BYOD is a technological abbreviation for "Bring Your Own Device". It is an organizational policy that requires clients or employees in some cases to carry personal devices when they intend to access the organization's network. Companies prefer their smartphones, computers, laptops, and other devices so that they can regulate the client's activity when accessing a secure organization's network. Just like the password, remote access, and data loss prevention policies, BYOD protects the organization from malware attacks and unauthorized share of data. However, they are less effective compared to privileged user access and password policies.

AUP

The AUP or Accepted User Policy outlines the regulatory environment governing the use of a website, network or internet service. There are numerous similarities between AUP and the licensing agreements. Companies use AUP to regulate activities on their networks and traffic on the websites. The primary aim of AUP is to protect the site or network from malicious attacks resulting from excess traffic. Just like data loss prevention, AUP protects intellectual rights and prevent malware and virus attacks. However, AUP does not act as a password policy [1].

NDA

The NDA or Non-Disclosure Agreement refers to the document that legalizes agreements or contracts between parties. The NDA ensures that each of the parties agrees never to share the details of any deal that would affect the other party. NDA operates on the same grounds as the on-boarding and off-boarding. Unlike password policies, they do not protect an organization from external malicious intents. They only protect an organization's intellectual contents within the boundaries of the two parties. They are efficient when dealing with pertinent or copyrighted programs, data, or files [2].

System Life Cycle (Asset Disposal)

The system life cycle refers to the useful life of a component especially a computer hardware system in the realm of technology. It refers to the period through which a part serves its intended use purpose before ultimate disposal. The system life cycle close relates to the international export controls which govern the quality of the exported computer hardware. The system life cycle is not an actual security policy but serves as a vital part of technological success. It determines the tendency of a component to withstand malicious intents.

Safety Procedures and Policies

The safety policies entail all the measures that organizations put in place to protect the company from data breaches, malware attack and unauthorized data access. There are various forms of safety protocols in an organization. Some of the common types of safety procedures include privileged access, password policies, NDA, BYOD, AUP, among others. All these policies and procedures ensure that the organization's network, data, and information are safe from both internal and external attacks [3].

References

[1] Christensson, Per. "AUP Definition." TechTerms. Sharpened Productions, 16 January 2014. Web. 25 March 2020. https://techterms.com/definition/aup. [Accessed March 25, 2020]

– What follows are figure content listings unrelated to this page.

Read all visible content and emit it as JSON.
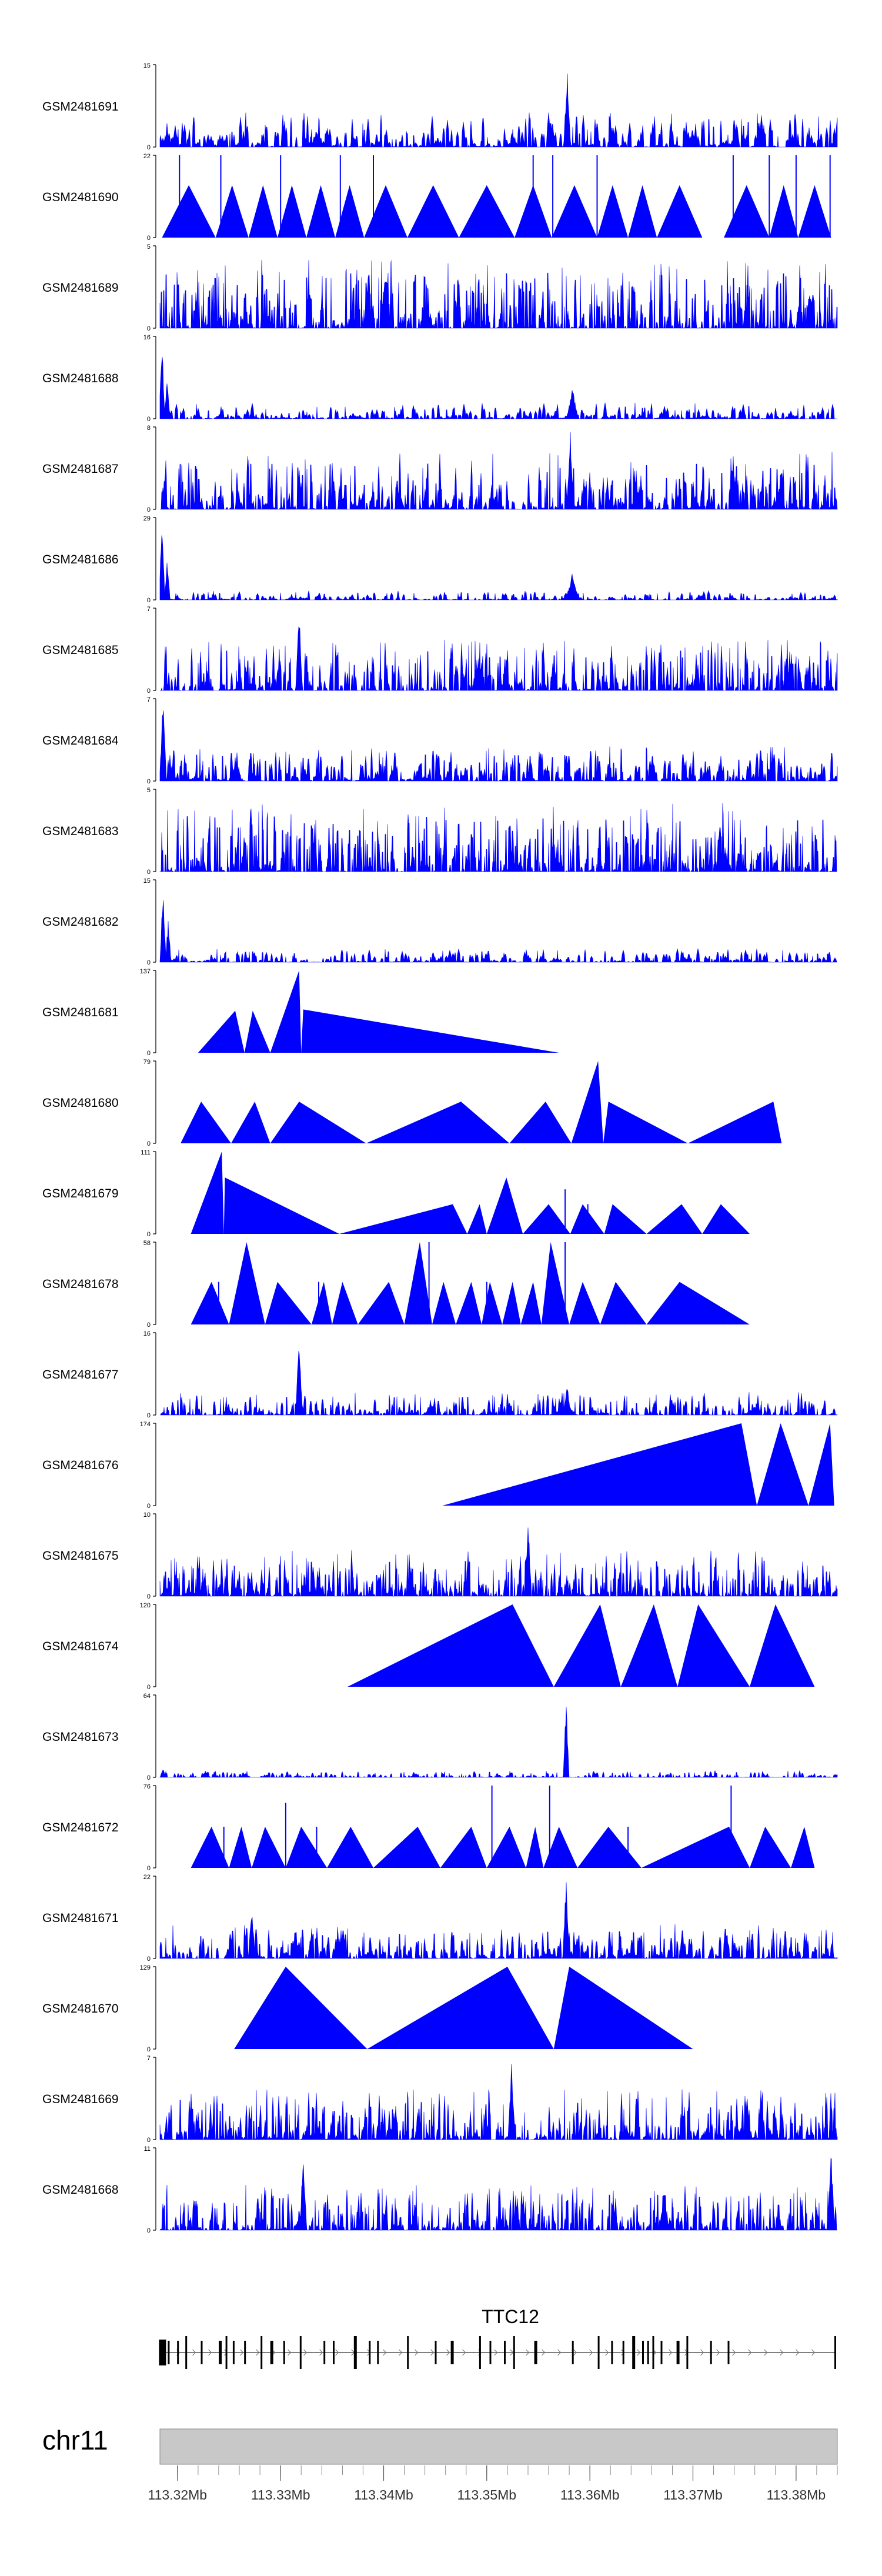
{
  "chart_data": {
    "type": "area",
    "color": "#0000ff",
    "gene": {
      "name": "TTC12",
      "strand": "+",
      "start": 113.3185,
      "end": 113.3838,
      "exons": [
        113.31855,
        113.31915,
        113.32005,
        113.32085,
        113.32235,
        113.32415,
        113.32475,
        113.32545,
        113.32655,
        113.32815,
        113.32915,
        113.33035,
        113.33195,
        113.33425,
        113.33515,
        113.33725,
        113.33865,
        113.33945,
        113.34235,
        113.34505,
        113.34665,
        113.34935,
        113.35035,
        113.35175,
        113.35265,
        113.35475,
        113.35835,
        113.36085,
        113.36215,
        113.36325,
        113.36425,
        113.36515,
        113.36565,
        113.36615,
        113.36695,
        113.36855,
        113.36945,
        113.37175,
        113.37345,
        113.3838
      ]
    },
    "ideogram": {
      "chromosome": "chr11",
      "x_ticks": [
        113.32,
        113.33,
        113.34,
        113.35,
        113.36,
        113.37,
        113.38
      ],
      "x_tick_labels": [
        "113.32Mb",
        "113.33Mb",
        "113.34Mb",
        "113.35Mb",
        "113.36Mb",
        "113.37Mb",
        "113.38Mb"
      ]
    },
    "xlim": [
      113.3183,
      113.384
    ],
    "tracks": [
      {
        "name": "GSM2481691",
        "ymax": 15,
        "style": "noise",
        "base": 0.15,
        "density": 0.95,
        "width": 5,
        "seed": 11,
        "peaks": [
          [
            113.3578,
            15,
            0.3
          ],
          [
            113.3742,
            5,
            0.3
          ]
        ]
      },
      {
        "name": "GSM2481690",
        "ymax": 22,
        "style": "tri",
        "tri": [
          [
            113.3185,
            113.3211,
            113.3237,
            14
          ],
          [
            113.3237,
            113.3253,
            113.3269,
            14
          ],
          [
            113.3269,
            113.3283,
            113.3297,
            14
          ],
          [
            113.3297,
            113.3311,
            113.3325,
            14
          ],
          [
            113.3325,
            113.3339,
            113.3353,
            14
          ],
          [
            113.3353,
            113.3367,
            113.3381,
            14
          ],
          [
            113.3381,
            113.3402,
            113.3423,
            14
          ],
          [
            113.3423,
            113.3448,
            113.3473,
            14
          ],
          [
            113.3473,
            113.35,
            113.3527,
            14
          ],
          [
            113.3527,
            113.3545,
            113.3563,
            14
          ],
          [
            113.3563,
            113.3585,
            113.3607,
            14
          ],
          [
            113.3607,
            113.3622,
            113.3637,
            14
          ],
          [
            113.3637,
            113.3651,
            113.3665,
            14
          ],
          [
            113.3665,
            113.3687,
            113.3709,
            14
          ],
          [
            113.373,
            113.3752,
            113.3774,
            14
          ],
          [
            113.3774,
            113.3788,
            113.3802,
            14
          ],
          [
            113.3802,
            113.3818,
            113.3834,
            14
          ]
        ],
        "spikes": [
          [
            113.3202,
            22
          ],
          [
            113.3242,
            22
          ],
          [
            113.33,
            22
          ],
          [
            113.3358,
            22
          ],
          [
            113.339,
            22
          ],
          [
            113.3545,
            22
          ],
          [
            113.3564,
            22
          ],
          [
            113.3607,
            22
          ],
          [
            113.3739,
            22
          ],
          [
            113.3774,
            22
          ],
          [
            113.38,
            22
          ],
          [
            113.3833,
            22
          ]
        ]
      },
      {
        "name": "GSM2481689",
        "ymax": 5,
        "style": "noise",
        "base": 0.3,
        "density": 0.9,
        "width": 2,
        "seed": 23,
        "peaks": []
      },
      {
        "name": "GSM2481688",
        "ymax": 16,
        "style": "noise",
        "base": 0.07,
        "density": 0.8,
        "width": 5,
        "seed": 31,
        "peaks": [
          [
            113.3185,
            16,
            0.25
          ],
          [
            113.319,
            8,
            0.25
          ],
          [
            113.3583,
            6,
            0.5
          ]
        ]
      },
      {
        "name": "GSM2481687",
        "ymax": 8,
        "style": "noise",
        "base": 0.25,
        "density": 0.9,
        "width": 3,
        "seed": 37,
        "peaks": [
          [
            113.3581,
            8,
            0.3
          ]
        ]
      },
      {
        "name": "GSM2481686",
        "ymax": 29,
        "style": "noise",
        "base": 0.04,
        "density": 0.75,
        "width": 5,
        "seed": 41,
        "peaks": [
          [
            113.3185,
            29,
            0.25
          ],
          [
            113.319,
            15,
            0.25
          ],
          [
            113.3583,
            10,
            0.5
          ]
        ]
      },
      {
        "name": "GSM2481685",
        "ymax": 7,
        "style": "noise",
        "base": 0.22,
        "density": 0.9,
        "width": 3,
        "seed": 43,
        "peaks": [
          [
            113.3318,
            7,
            0.3
          ]
        ]
      },
      {
        "name": "GSM2481684",
        "ymax": 7,
        "style": "noise",
        "base": 0.15,
        "density": 0.95,
        "width": 4,
        "seed": 47,
        "peaks": [
          [
            113.3186,
            7,
            0.3
          ]
        ]
      },
      {
        "name": "GSM2481683",
        "ymax": 5,
        "style": "noise",
        "base": 0.3,
        "density": 0.9,
        "width": 2,
        "seed": 53,
        "peaks": []
      },
      {
        "name": "GSM2481682",
        "ymax": 15,
        "style": "noise",
        "base": 0.06,
        "density": 0.8,
        "width": 5,
        "seed": 59,
        "peaks": [
          [
            113.3186,
            15,
            0.25
          ],
          [
            113.3191,
            8,
            0.25
          ]
        ]
      },
      {
        "name": "GSM2481681",
        "ymax": 137,
        "style": "tri",
        "tri": [
          [
            113.322,
            113.3256,
            113.3265,
            70
          ],
          [
            113.3265,
            113.3273,
            113.329,
            70
          ],
          [
            113.329,
            113.3318,
            113.332,
            137
          ],
          [
            113.332,
            113.3322,
            113.357,
            72
          ]
        ],
        "spikes": []
      },
      {
        "name": "GSM2481680",
        "ymax": 79,
        "style": "tri",
        "tri": [
          [
            113.3203,
            113.3223,
            113.3252,
            40
          ],
          [
            113.3252,
            113.3275,
            113.329,
            40
          ],
          [
            113.329,
            113.3318,
            113.3383,
            40
          ],
          [
            113.3383,
            113.3475,
            113.3522,
            40
          ],
          [
            113.3522,
            113.3557,
            113.3582,
            40
          ],
          [
            113.3582,
            113.3608,
            113.3613,
            79
          ],
          [
            113.3613,
            113.3618,
            113.3695,
            40
          ],
          [
            113.3695,
            113.3778,
            113.3786,
            40
          ]
        ],
        "spikes": []
      },
      {
        "name": "GSM2481679",
        "ymax": 111,
        "style": "tri",
        "tri": [
          [
            113.3213,
            113.3243,
            113.3245,
            111
          ],
          [
            113.3245,
            113.3246,
            113.3357,
            76
          ],
          [
            113.3357,
            113.3467,
            113.3481,
            40
          ],
          [
            113.3481,
            113.3493,
            113.35,
            40
          ],
          [
            113.35,
            113.3519,
            113.3535,
            76
          ],
          [
            113.3535,
            113.356,
            113.3581,
            40
          ],
          [
            113.3581,
            113.3593,
            113.3614,
            40
          ],
          [
            113.3614,
            113.3622,
            113.3655,
            40
          ],
          [
            113.3655,
            113.3689,
            113.3709,
            40
          ],
          [
            113.3709,
            113.3727,
            113.3755,
            40
          ]
        ],
        "spikes": [
          [
            113.3576,
            60
          ],
          [
            113.3598,
            40
          ]
        ]
      },
      {
        "name": "GSM2481678",
        "ymax": 58,
        "style": "tri",
        "tri": [
          [
            113.3213,
            113.3233,
            113.325,
            30
          ],
          [
            113.325,
            113.3267,
            113.3285,
            58
          ],
          [
            113.3285,
            113.3297,
            113.333,
            30
          ],
          [
            113.333,
            113.3342,
            113.335,
            30
          ],
          [
            113.335,
            113.336,
            113.3375,
            30
          ],
          [
            113.3375,
            113.3405,
            113.342,
            30
          ],
          [
            113.342,
            113.3435,
            113.3447,
            58
          ],
          [
            113.3447,
            113.3458,
            113.347,
            30
          ],
          [
            113.347,
            113.3485,
            113.3495,
            30
          ],
          [
            113.3495,
            113.3503,
            113.3515,
            30
          ],
          [
            113.3515,
            113.3525,
            113.3533,
            30
          ],
          [
            113.3533,
            113.3545,
            113.3553,
            30
          ],
          [
            113.3553,
            113.3562,
            113.358,
            58
          ],
          [
            113.358,
            113.3593,
            113.361,
            30
          ],
          [
            113.361,
            113.3625,
            113.3655,
            30
          ],
          [
            113.3655,
            113.3687,
            113.3755,
            30
          ]
        ],
        "spikes": [
          [
            113.324,
            30
          ],
          [
            113.3337,
            30
          ],
          [
            113.3444,
            58
          ],
          [
            113.35,
            30
          ],
          [
            113.3576,
            58
          ]
        ]
      },
      {
        "name": "GSM2481677",
        "ymax": 16,
        "style": "noise",
        "base": 0.1,
        "density": 0.9,
        "width": 4,
        "seed": 67,
        "peaks": [
          [
            113.3318,
            16,
            0.3
          ],
          [
            113.3578,
            6,
            0.3
          ]
        ]
      },
      {
        "name": "GSM2481676",
        "ymax": 174,
        "style": "tri",
        "tri": [
          [
            113.3457,
            113.3747,
            113.3762,
            174
          ],
          [
            113.3762,
            113.3785,
            113.3812,
            174
          ],
          [
            113.3812,
            113.3833,
            113.3837,
            174
          ]
        ],
        "spikes": []
      },
      {
        "name": "GSM2481675",
        "ymax": 10,
        "style": "noise",
        "base": 0.2,
        "density": 0.9,
        "width": 3,
        "seed": 71,
        "peaks": [
          [
            113.354,
            10,
            0.3
          ]
        ]
      },
      {
        "name": "GSM2481674",
        "ymax": 120,
        "style": "tri",
        "tri": [
          [
            113.3365,
            113.3525,
            113.3565,
            120
          ],
          [
            113.3565,
            113.361,
            113.363,
            120
          ],
          [
            113.363,
            113.3662,
            113.3685,
            120
          ],
          [
            113.3685,
            113.3705,
            113.3755,
            120
          ],
          [
            113.3755,
            113.378,
            113.3818,
            120
          ]
        ],
        "spikes": []
      },
      {
        "name": "GSM2481673",
        "ymax": 64,
        "style": "noise",
        "base": 0.03,
        "density": 0.7,
        "width": 4,
        "seed": 73,
        "peaks": [
          [
            113.3577,
            64,
            0.25
          ],
          [
            113.3186,
            8,
            0.25
          ]
        ]
      },
      {
        "name": "GSM2481672",
        "ymax": 76,
        "style": "tri",
        "tri": [
          [
            113.3213,
            113.3233,
            113.325,
            38
          ],
          [
            113.325,
            113.3262,
            113.3272,
            38
          ],
          [
            113.3272,
            113.3285,
            113.3305,
            38
          ],
          [
            113.3305,
            113.332,
            113.3345,
            38
          ],
          [
            113.3345,
            113.3368,
            113.339,
            38
          ],
          [
            113.339,
            113.3433,
            113.3455,
            38
          ],
          [
            113.3455,
            113.3485,
            113.35,
            38
          ],
          [
            113.35,
            113.3522,
            113.3538,
            38
          ],
          [
            113.3538,
            113.3547,
            113.3555,
            38
          ],
          [
            113.3555,
            113.357,
            113.3588,
            38
          ],
          [
            113.3588,
            113.3618,
            113.365,
            38
          ],
          [
            113.365,
            113.3735,
            113.3755,
            38
          ],
          [
            113.3755,
            113.377,
            113.3795,
            38
          ],
          [
            113.3795,
            113.3808,
            113.3818,
            38
          ]
        ],
        "spikes": [
          [
            113.3245,
            38
          ],
          [
            113.3305,
            60
          ],
          [
            113.3335,
            38
          ],
          [
            113.3505,
            76
          ],
          [
            113.3561,
            76
          ],
          [
            113.3637,
            38
          ],
          [
            113.3737,
            76
          ]
        ]
      },
      {
        "name": "GSM2481671",
        "ymax": 22,
        "style": "noise",
        "base": 0.15,
        "density": 0.9,
        "width": 4,
        "seed": 79,
        "peaks": [
          [
            113.3577,
            22,
            0.3
          ],
          [
            113.3272,
            14,
            0.3
          ]
        ]
      },
      {
        "name": "GSM2481670",
        "ymax": 129,
        "style": "tri",
        "tri": [
          [
            113.3255,
            113.3305,
            113.3384,
            129
          ],
          [
            113.3384,
            113.352,
            113.3565,
            129
          ],
          [
            113.3565,
            113.358,
            113.37,
            129
          ]
        ],
        "spikes": []
      },
      {
        "name": "GSM2481669",
        "ymax": 7,
        "style": "noise",
        "base": 0.22,
        "density": 0.9,
        "width": 3,
        "seed": 83,
        "peaks": [
          [
            113.3524,
            7,
            0.3
          ]
        ]
      },
      {
        "name": "GSM2481668",
        "ymax": 11,
        "style": "noise",
        "base": 0.2,
        "density": 0.9,
        "width": 3,
        "seed": 89,
        "peaks": [
          [
            113.3322,
            11,
            0.3
          ],
          [
            113.3834,
            11,
            0.3
          ]
        ]
      }
    ]
  }
}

[2] Dupont, Eric P., Seshakrishnan Srinivasan, and Frank D. Andrus. "Network access control system and method for devices connecting to the network using remote access control methods." U.S. Patent No. 9,369,299. 14 Jun. 2016.

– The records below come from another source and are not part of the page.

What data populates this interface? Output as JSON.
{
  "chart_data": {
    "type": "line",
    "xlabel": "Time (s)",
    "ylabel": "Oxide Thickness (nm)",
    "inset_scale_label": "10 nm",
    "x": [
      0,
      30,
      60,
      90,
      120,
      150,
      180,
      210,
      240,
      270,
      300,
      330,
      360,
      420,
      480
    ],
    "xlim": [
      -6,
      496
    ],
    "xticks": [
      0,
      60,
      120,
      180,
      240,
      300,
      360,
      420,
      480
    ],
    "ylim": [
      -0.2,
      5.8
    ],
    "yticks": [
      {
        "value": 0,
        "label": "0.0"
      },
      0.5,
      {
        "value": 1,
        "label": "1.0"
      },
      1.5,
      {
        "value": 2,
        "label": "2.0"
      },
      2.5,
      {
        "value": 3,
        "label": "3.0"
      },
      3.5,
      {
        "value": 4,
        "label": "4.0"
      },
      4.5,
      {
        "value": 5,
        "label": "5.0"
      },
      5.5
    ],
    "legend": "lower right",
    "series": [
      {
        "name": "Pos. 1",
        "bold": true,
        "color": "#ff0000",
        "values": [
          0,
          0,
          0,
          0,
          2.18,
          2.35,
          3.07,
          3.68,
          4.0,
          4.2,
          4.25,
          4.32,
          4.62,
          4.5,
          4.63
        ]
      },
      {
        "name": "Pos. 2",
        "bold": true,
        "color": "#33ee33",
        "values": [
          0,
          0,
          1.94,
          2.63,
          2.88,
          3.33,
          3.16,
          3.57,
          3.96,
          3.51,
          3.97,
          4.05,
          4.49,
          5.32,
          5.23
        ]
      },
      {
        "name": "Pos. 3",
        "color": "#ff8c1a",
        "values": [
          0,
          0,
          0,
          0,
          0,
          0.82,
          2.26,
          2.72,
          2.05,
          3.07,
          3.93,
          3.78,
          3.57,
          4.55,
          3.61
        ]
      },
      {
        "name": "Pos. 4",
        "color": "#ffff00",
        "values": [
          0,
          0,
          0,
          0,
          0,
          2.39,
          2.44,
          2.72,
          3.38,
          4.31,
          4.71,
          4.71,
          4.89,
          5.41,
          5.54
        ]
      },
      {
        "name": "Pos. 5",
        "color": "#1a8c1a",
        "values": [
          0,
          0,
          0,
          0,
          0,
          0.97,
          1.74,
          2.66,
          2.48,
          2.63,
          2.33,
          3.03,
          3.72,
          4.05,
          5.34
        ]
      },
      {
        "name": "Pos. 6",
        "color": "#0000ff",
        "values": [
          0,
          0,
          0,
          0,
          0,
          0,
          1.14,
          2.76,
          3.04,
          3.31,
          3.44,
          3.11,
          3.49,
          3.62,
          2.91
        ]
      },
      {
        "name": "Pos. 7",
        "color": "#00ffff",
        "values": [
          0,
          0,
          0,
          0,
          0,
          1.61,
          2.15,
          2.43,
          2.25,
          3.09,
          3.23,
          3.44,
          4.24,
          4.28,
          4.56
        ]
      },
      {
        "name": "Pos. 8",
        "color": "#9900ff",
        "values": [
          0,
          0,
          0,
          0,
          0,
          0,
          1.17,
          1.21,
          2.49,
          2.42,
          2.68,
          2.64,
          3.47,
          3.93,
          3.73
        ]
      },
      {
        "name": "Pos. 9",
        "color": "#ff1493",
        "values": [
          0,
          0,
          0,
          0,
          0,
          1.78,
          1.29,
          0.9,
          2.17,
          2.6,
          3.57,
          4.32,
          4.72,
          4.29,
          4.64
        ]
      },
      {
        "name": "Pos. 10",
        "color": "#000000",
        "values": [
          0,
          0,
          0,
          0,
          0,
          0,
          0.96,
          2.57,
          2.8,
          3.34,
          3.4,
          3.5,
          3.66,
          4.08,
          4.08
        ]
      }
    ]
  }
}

[3] Maurino, Daniel E., et al. "Beyond aviation human factors: Safety in high technology systems." Routledge, 2017.

[4] Wazid, Mohammad, et al. "A novel authentication and key agreement scheme for implantable medical devices deployment." IEEE Journal of biomedical and health informatics 22.4 (2017): 1299-1309.

[5] Yang, Shukun, Shouling Ji, and Raheem Beyah. "DPPG: A Dynamic Password Policy Generation System." IEEE Transactions on Information Forensics and Security 13.3 (2017): 545-558.